I walk to the doorway and pause, looking back at her. She’s sitting on the bed, small and broken, tears still glistening on her face. The mate bond aches between us, stretched painfully thin.

“I love you, Anne,” I say quietly. “I know that doesn’t fix anything. I know it’s not enough. But I need you to know that.”

She doesn’t respond. Just sits there, arms wrapped around herself like she’s trying to hold the pieces together.

I step out into the hallway, pulling the broken door closed as much as I can behind me. It doesn’t latch properly—can’t, after I tore it off its hinges—but it provides a semblance of privacy.

I barely make it to the couch before my legs give out.

I sink onto the cushions, my head in my hands. The ring digs into my leg through my pocket, a constant reminder of the proposal I never got to make. Of the future we were supposed to have.

I told her the truth. Showed her the scars. Explained the conditioning.
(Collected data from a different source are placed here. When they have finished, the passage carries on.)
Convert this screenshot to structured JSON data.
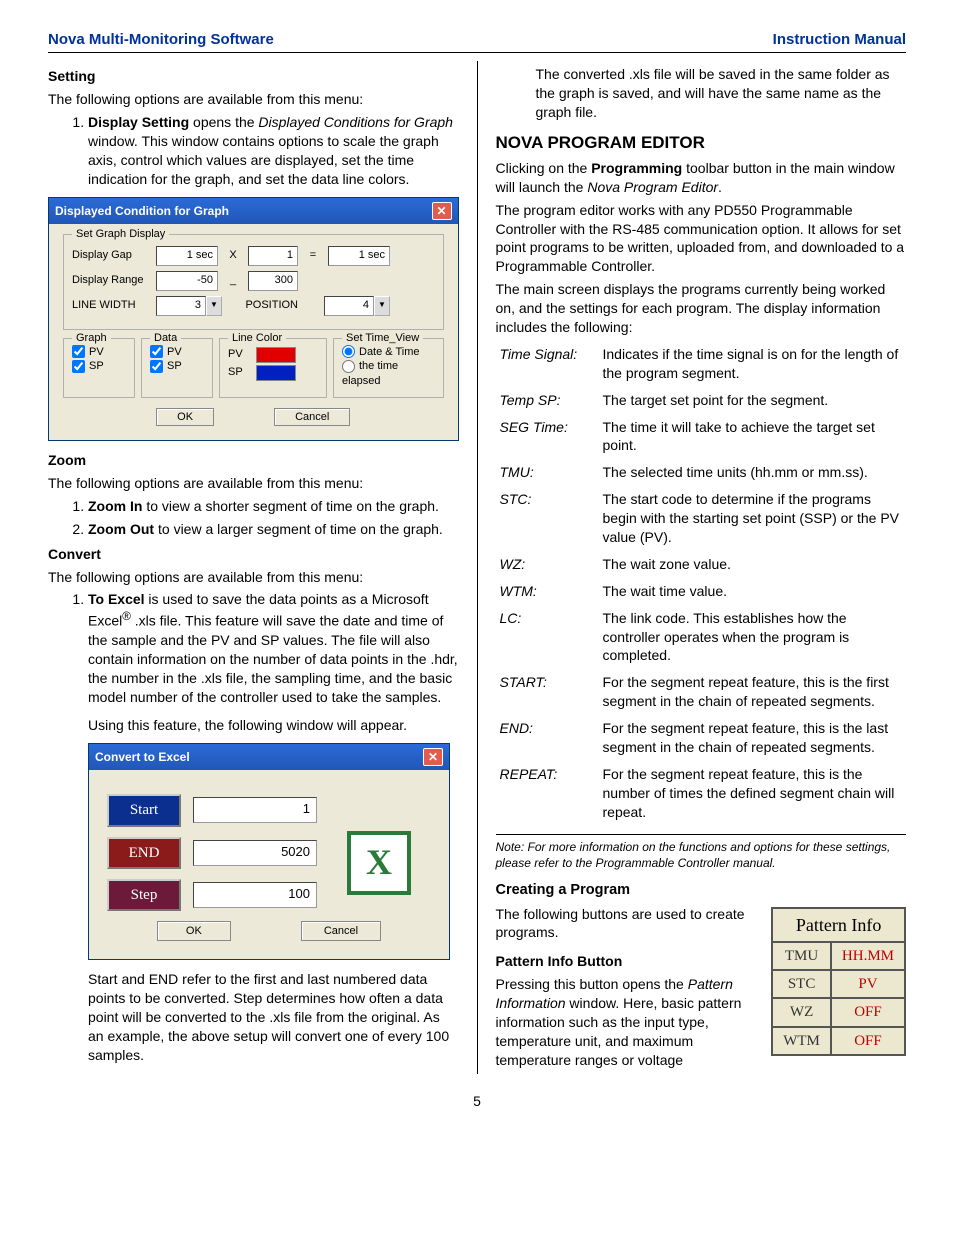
{
  "header": {
    "left": "Nova Multi-Monitoring Software",
    "right": "Instruction Manual"
  },
  "page_number": "5",
  "left": {
    "setting": {
      "heading": "Setting",
      "intro": "The following options are available from this menu:",
      "item1_lead": "Display Setting",
      "item1_rest": " opens the ",
      "item1_ital": "Displayed Conditions for Graph",
      "item1_tail": " window. This window contains options to scale the graph axis, control which values are displayed, set the time indication for the graph, and set the data line colors."
    },
    "zoom": {
      "heading": "Zoom",
      "intro": "The following options are available from this menu:",
      "item1_lead": "Zoom In",
      "item1_tail": " to view a shorter segment of time on the graph.",
      "item2_lead": "Zoom Out",
      "item2_tail": " to view a larger segment of time on the graph."
    },
    "convert": {
      "heading": "Convert",
      "intro": "The following options are available from this menu:",
      "item1_lead": "To Excel",
      "item1_rest": " is used to save the data points as a Microsoft Excel",
      "item1_sup": "®",
      "item1_tail": " .xls file. This feature will save the date and time of the sample and the PV and SP values. The file will also contain information on the number of data points in the .hdr, the number in the .xls file, the sampling time, and the basic model number of the controller used to take the samples.",
      "item1_follow": "Using this feature, the following window will appear.",
      "tail_para": "Start and END refer to the first and last numbered data points to be converted. Step determines how often a data point will be converted to the .xls file from the original.  As an example, the above setup will convert one of every 100 samples."
    },
    "dlg1": {
      "title": "Displayed Condition for Graph",
      "legend_main": "Set Graph Display",
      "row1": {
        "label": "Display Gap",
        "v1": "1 sec",
        "op1": "X",
        "v2": "1",
        "op2": "=",
        "v3": "1 sec"
      },
      "row2": {
        "label": "Display Range",
        "v1": "-50",
        "op1": "_",
        "v2": "300"
      },
      "row3": {
        "label": "LINE WIDTH",
        "v1": "3",
        "label2": "POSITION",
        "v2": "4"
      },
      "legend_graph": "Graph",
      "legend_data": "Data",
      "legend_linecolor": "Line Color",
      "legend_settime": "Set Time_View",
      "pv": "PV",
      "sp": "SP",
      "opt_datetime": "Date & Time",
      "opt_elapsed": "the time elapsed",
      "ok": "OK",
      "cancel": "Cancel"
    },
    "dlg2": {
      "title": "Convert to Excel",
      "start": "Start",
      "end": "END",
      "step": "Step",
      "v_start": "1",
      "v_end": "5020",
      "v_step": "100",
      "ok": "OK",
      "cancel": "Cancel"
    }
  },
  "right": {
    "para_top": "The converted .xls file will be saved in the same folder as the graph is saved, and will have the same name as the graph file.",
    "editor": {
      "heading": "NOVA PROGRAM EDITOR",
      "p1_a": "Clicking on the ",
      "p1_b": "Programming",
      "p1_c": " toolbar button in the main window will launch the ",
      "p1_d": "Nova Program Editor",
      "p1_e": ".",
      "p2": "The program editor works with any PD550 Programmable Controller with the RS-485 communication option. It allows for set point programs to be written, uploaded from, and downloaded to a Programmable Controller.",
      "p3": "The main screen displays the programs currently being worked on, and the settings for each program. The display information includes the following:"
    },
    "defs": [
      {
        "k": "Time Signal:",
        "v": "Indicates if the time signal is on for the length of the program segment."
      },
      {
        "k": "Temp SP:",
        "v": "The target set point for the segment."
      },
      {
        "k": "SEG Time:",
        "v": "The time it will take to achieve the target set point."
      },
      {
        "k": "TMU:",
        "v": "The selected time units (hh.mm or mm.ss)."
      },
      {
        "k": "STC:",
        "v": "The start code to determine if the programs begin with the starting set point (SSP) or the PV value (PV)."
      },
      {
        "k": "WZ:",
        "v": "The wait zone value."
      },
      {
        "k": "WTM:",
        "v": "The wait time value."
      },
      {
        "k": "LC:",
        "v": "The link code. This establishes how the controller operates when the program is completed."
      },
      {
        "k": "START:",
        "v": "For the segment repeat feature, this is the first segment in the chain of repeated segments."
      },
      {
        "k": "END:",
        "v": "For the segment repeat feature, this is the last segment in the chain of repeated segments."
      },
      {
        "k": "REPEAT:",
        "v": "For the segment repeat feature, this is the number of times the defined segment chain will repeat."
      }
    ],
    "note": "Note: For more information on the functions and options for these settings, please refer to the Programmable Controller manual.",
    "creating": {
      "heading": "Creating a Program",
      "p1": "The following buttons are used to create programs.",
      "sub": "Pattern Info Button",
      "p2_a": "Pressing this button opens the ",
      "p2_b": "Pattern Information",
      "p2_c": " window. Here, basic pattern information such as the input type, temperature unit, and maximum temperature ranges or voltage"
    },
    "pattern": {
      "title": "Pattern Info",
      "rows": [
        {
          "k": "TMU",
          "v": "HH.MM"
        },
        {
          "k": "STC",
          "v": "PV"
        },
        {
          "k": "WZ",
          "v": "OFF"
        },
        {
          "k": "WTM",
          "v": "OFF"
        }
      ]
    }
  }
}
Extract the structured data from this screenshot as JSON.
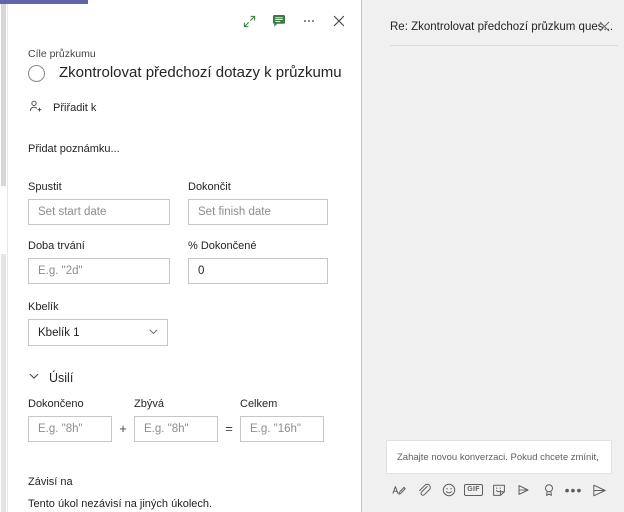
{
  "theme": {
    "accent": "#6264a7",
    "chat_bg": "#f0f0f0",
    "border": "#c8c6c4",
    "text": "#252423",
    "muted": "#8f8d8b",
    "green": "#3a7d44"
  },
  "task_pane": {
    "toolbar": {
      "expand_label": "Rozbalit",
      "chat_label": "Konverzace",
      "more_label": "Další možnosti",
      "close_label": "Zavřít"
    },
    "goal_label": "Cíle průzkumu",
    "task_title": "Zkontrolovat předchozí dotazy k průzkumu",
    "assign_label": "Přiřadit k",
    "note_placeholder": "Přidat poznámku...",
    "fields": {
      "start": {
        "label": "Spustit",
        "value": "",
        "placeholder": "Set start date"
      },
      "finish": {
        "label": "Dokončit",
        "value": "",
        "placeholder": "Set finish date"
      },
      "duration": {
        "label": "Doba trvání",
        "value": "",
        "placeholder": "E.g. \"2d\""
      },
      "percent": {
        "label": "% Dokončené",
        "value": "0",
        "placeholder": "0"
      },
      "bucket": {
        "label": "Kbelík",
        "value": "Kbelík 1"
      }
    },
    "effort": {
      "title": "Úsilí",
      "completed": {
        "label": "Dokončeno",
        "value": "",
        "placeholder": "E.g. \"8h\""
      },
      "remaining": {
        "label": "Zbývá",
        "value": "",
        "placeholder": "E.g. \"8h\""
      },
      "total": {
        "label": "Celkem",
        "value": "",
        "placeholder": "E.g. \"16h\""
      },
      "operator_plus": "+",
      "operator_equals": "="
    },
    "depends": {
      "label": "Závisí na",
      "description": "Tento úkol nezávisí na jiných úkolech."
    }
  },
  "chat_pane": {
    "title": "Re: Zkontrolovat předchozí průzkum ques...",
    "close_label": "Zavřít",
    "compose": {
      "placeholder": "Zahajte novou konverzaci. Pokud chcete zmínit, zadejte @...",
      "value": "",
      "toolbar": {
        "format": "Formát",
        "attach": "Připojit",
        "emoji": "Emoji",
        "gif": "GIF",
        "sticker": "Nálepka",
        "stream": "Stream",
        "praise": "Pochvala",
        "more": "Další možnosti",
        "send": "Odeslat"
      }
    }
  }
}
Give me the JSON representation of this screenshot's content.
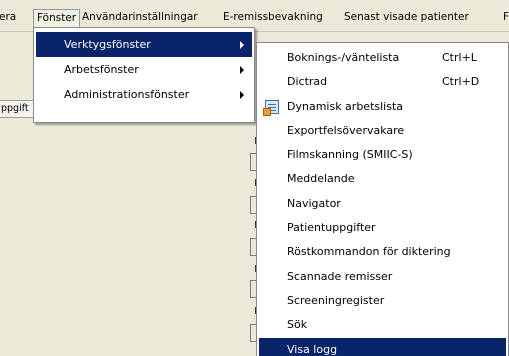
{
  "menubar": {
    "items": [
      "era",
      "Fönster",
      "Användarinställningar",
      "E-remissbevakning",
      "Senast visade patienter",
      "F"
    ]
  },
  "background": {
    "tab_label": "ppgift",
    "mark_glyph": "F"
  },
  "fonster_menu": {
    "items": [
      {
        "label": "Verktygsfönster",
        "has_submenu": true,
        "highlighted": true
      },
      {
        "label": "Arbetsfönster",
        "has_submenu": true
      },
      {
        "label": "Administrationsfönster",
        "has_submenu": true
      }
    ]
  },
  "verktyg_menu": {
    "items": [
      {
        "label": "Boknings-/väntelista",
        "shortcut": "Ctrl+L"
      },
      {
        "label": "Dictrad",
        "shortcut": "Ctrl+D"
      },
      {
        "label": "Dynamisk arbetslista",
        "icon": "worklist-icon"
      },
      {
        "label": "Exportfelsövervakare"
      },
      {
        "label": "Filmskanning (SMIIC-S)"
      },
      {
        "label": "Meddelande"
      },
      {
        "label": "Navigator"
      },
      {
        "label": "Patientuppgifter"
      },
      {
        "label": "Röstkommandon för diktering"
      },
      {
        "label": "Scannade remisser"
      },
      {
        "label": "Screeningregister"
      },
      {
        "label": "Sök"
      },
      {
        "label": "Visa logg",
        "highlighted": true
      }
    ]
  }
}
The poison.

And she still told me to leave.

Because at the end of the day, none of that changes what I did to her. None of it erases the pain I caused.

The mate bond aches in my chest, pulling toward her room. My wolf whines, wanting to go back, to make her understand, to hold her close until she forgives us.

But she’s right to send me away. I don’t deserve her forgiveness. Maybe I never will.

I pull a blanket over my bare chest and close my eyes, but sleep doesn’t come. Just the echo of her words playing over and over in my mind.

“I can’t forgive you. Not right now. Maybe not ever.”

Along with the terrible knowledge that I have no one to blame but myself.